Spirals and Beyond: Competitive Plane Search with Multi-Speed Agents
Konstantinos Georgiou, Caleb Jones, Matthew Madej
TL;DR
This paper analyzes plane search for a hidden point target using multiple mobile agents with heterogeneous speeds starting from a common origin, quantified by the worst-case normalized exposure time. It extends the classical unit-speed single-agent result (logarithmic spiral with cost $\mathcal{U}_1$) to $n$ unit-speed agents, obtaining $\mathcal{U}_n$ and a closed-form parameter $\kappa_n$; more broadly, it provides an upper bound for arbitrary speeds via a speed-aware Off-Set Spiral framework that uses a subset of fastest agents to achieve cost $\mathcal{U}_\nu/\mathcal{G}_\nu$. The work also derives specialized upper bounds for cone-search and conic-complement search with a unit-speed agent, and introduces a Cone-Wedge Hybrid strategy that beats spiral-based methods in a moderate-speed regime, demonstrating that spiral-type trajectories may be suboptimal in the multi-speed setting. Overall, the results reveal a separation between optimal strategies in the unit-speed and heterogeneous-speed contexts and show that partitioning the search domain by geometry (cones, wedges) can yield tangible gains in certain speed ranges.

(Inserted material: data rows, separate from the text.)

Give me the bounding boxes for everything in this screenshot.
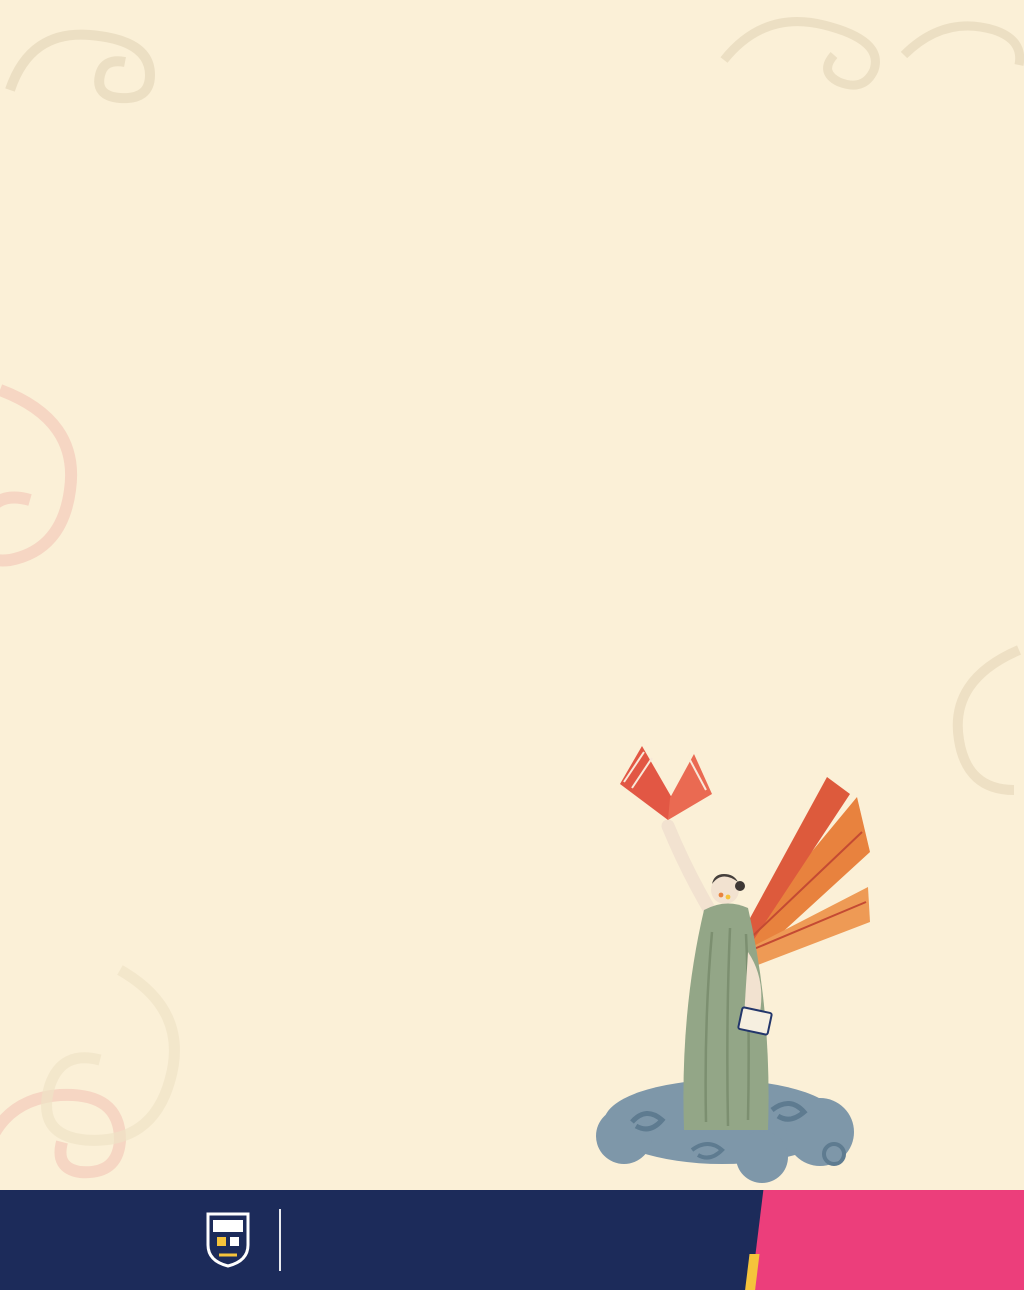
red-book [620,746,712,914]
wing [737,777,870,968]
puebla-shield-icon [205,1211,251,1269]
slogan-accent-yellow [742,1254,759,1290]
title-word-del [502,37,522,91]
slogan-ycon [1005,1205,1011,1222]
poster-header [0,18,1024,102]
footer-bar [0,1190,1024,1290]
footer-divider [279,1209,281,1271]
slogan-banner [749,1190,1024,1290]
angel-illustration [572,702,878,1188]
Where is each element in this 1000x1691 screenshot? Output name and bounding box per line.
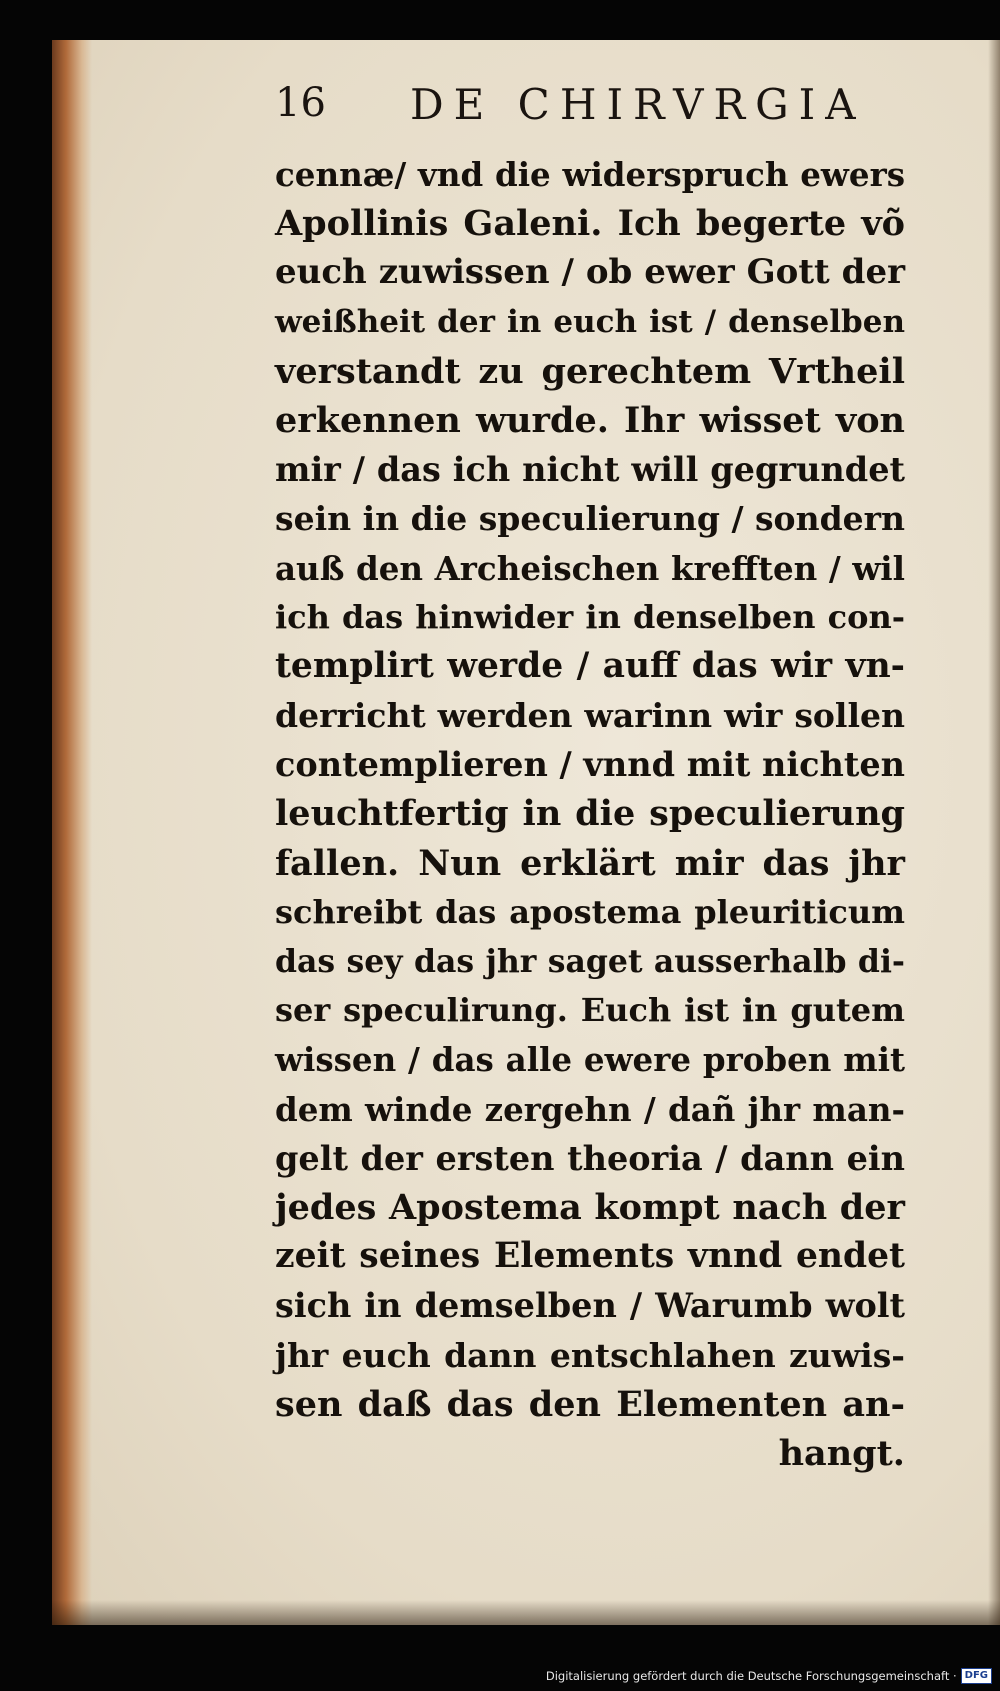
text-line: mir / das ich nicht will gegrundet [275, 450, 905, 490]
text-line: ich das hinwider in denselben con- [275, 597, 905, 636]
text-line: leuchtfertig in die speculierung [275, 793, 905, 835]
page-right-edge [988, 40, 1000, 1625]
text-line: dem winde zergehn / dañ jhr man- [275, 1089, 905, 1129]
text-line: contemplieren / vnnd mit nichten [275, 745, 905, 785]
text-line: wissen / das alle ewere proben mit [275, 1040, 905, 1080]
page-bottom-edge [52, 1600, 1000, 1625]
running-title: DE CHIRVRGIA [410, 80, 866, 129]
text-line: templirt werde / auff das wir vn- [275, 645, 905, 686]
text-line: sein in die speculierung / sondern [275, 499, 906, 539]
text-line: derricht werden warinn wir sollen [275, 696, 905, 736]
text-line: euch zuwissen / ob ewer Gott der [275, 252, 905, 293]
text-line: cennæ/ vnd die widerspruch ewers [275, 155, 905, 194]
page-gutter [52, 40, 92, 1625]
text-line: das sey das jhr saget ausserhalb di- [275, 943, 905, 980]
text-line: weißheit der in euch ist / denselben [275, 303, 905, 340]
text-line: zeit seines Elements vnnd endet [275, 1236, 905, 1277]
text-line: Apollinis Galeni. Ich begerte võ [275, 203, 905, 245]
text-line: erkennen wurde. Ihr wisset von [275, 399, 905, 441]
text-line: sen daß das den Elementen an- [275, 1383, 905, 1425]
digitization-footer [546, 1665, 992, 1687]
text-line: jhr euch dann entschlahen zuwis- [275, 1335, 905, 1375]
text-line: schreibt das apostema pleuriticum [275, 892, 905, 931]
page-header [275, 80, 895, 150]
dfg-logo-icon: DFG [961, 1668, 992, 1684]
body-text [275, 150, 905, 1478]
text-line: verstandt zu gerechtem Vrtheil [275, 350, 905, 392]
text-line: ser speculirung. Euch ist in gutem [275, 991, 905, 1030]
dfg-credit: Digitalisierung gefördert durch die Deutsche Forschungsgemeinschaft · [545, 1669, 957, 1683]
text-line: fallen. Nun erklärt mir das jhr [275, 842, 905, 884]
text-line: gelt der ersten theoria / dann ein [275, 1138, 905, 1178]
text-line: sich in demselben / Warumb wolt [275, 1286, 905, 1326]
page-number: 16 [275, 80, 326, 126]
text-line: jedes Apostema kompt nach der [275, 1186, 905, 1228]
text-line-catchword: hangt. [778, 1432, 905, 1474]
text-line: auß den Archeischen krefften / wil [275, 548, 905, 588]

These findings motivate further exploration of mixed-strategy designs and tightened lower bounds for multi-speed planar search.
Abstract
We consider the problem of minimizing the worst-case search time for a hidden point target in the plane using multiple mobile agents of differing speeds, all starting from a common origin. The search time is normalized by the target's distance to the origin, following the standard convention in competitive analysis. The goal is to minimize the maximum such normalized time over all target locations, the search cost. As a base case, we extend the known result for a single unit-speed agent, which achieves an optimal cost of about $\mathcal{U}_1 = 17.28935$ via a logarithmic spiral, to $n$ unit-speed agents. We give a symmetric spiral-based algorithm where each agent follows a logarithmic spiral offset by equal angular phases. This yields a search cost independent of which agent finds the target. We provide a closed-form upper bound $\mathcal{U}_n$ for this setting, which we use in our general result. Our main contribution is an upper bound on the worst-case normalized search time for $n$ agents with arbitrary speeds. We give a framework that selects a subset of agents and assigns spiral-type trajectories with speed-dependent angular offsets, again making the search cost independent of which agent reaches the target. A corollary shows that $n$ multi-speed agents (fastest speed 1) can beat $k$ unit-speed agents (cost below $\mathcal{U}_k$) if the geometric mean of their speeds exceeds $\mathcal{U}_n / \mathcal{U}_k$. This means slow agents may be excluded if they lower the mean too much, motivating non-spiral algorithms. We also give new upper bounds for point search in cones and conic complements using a single unit-speed agent. These are then used to design hybrid spiral-directional strategies, which outperform the spiral-based algorithms when some agents are slow. This suggests that spiral-type trajectories may not be optimal in the general multi-speed setting.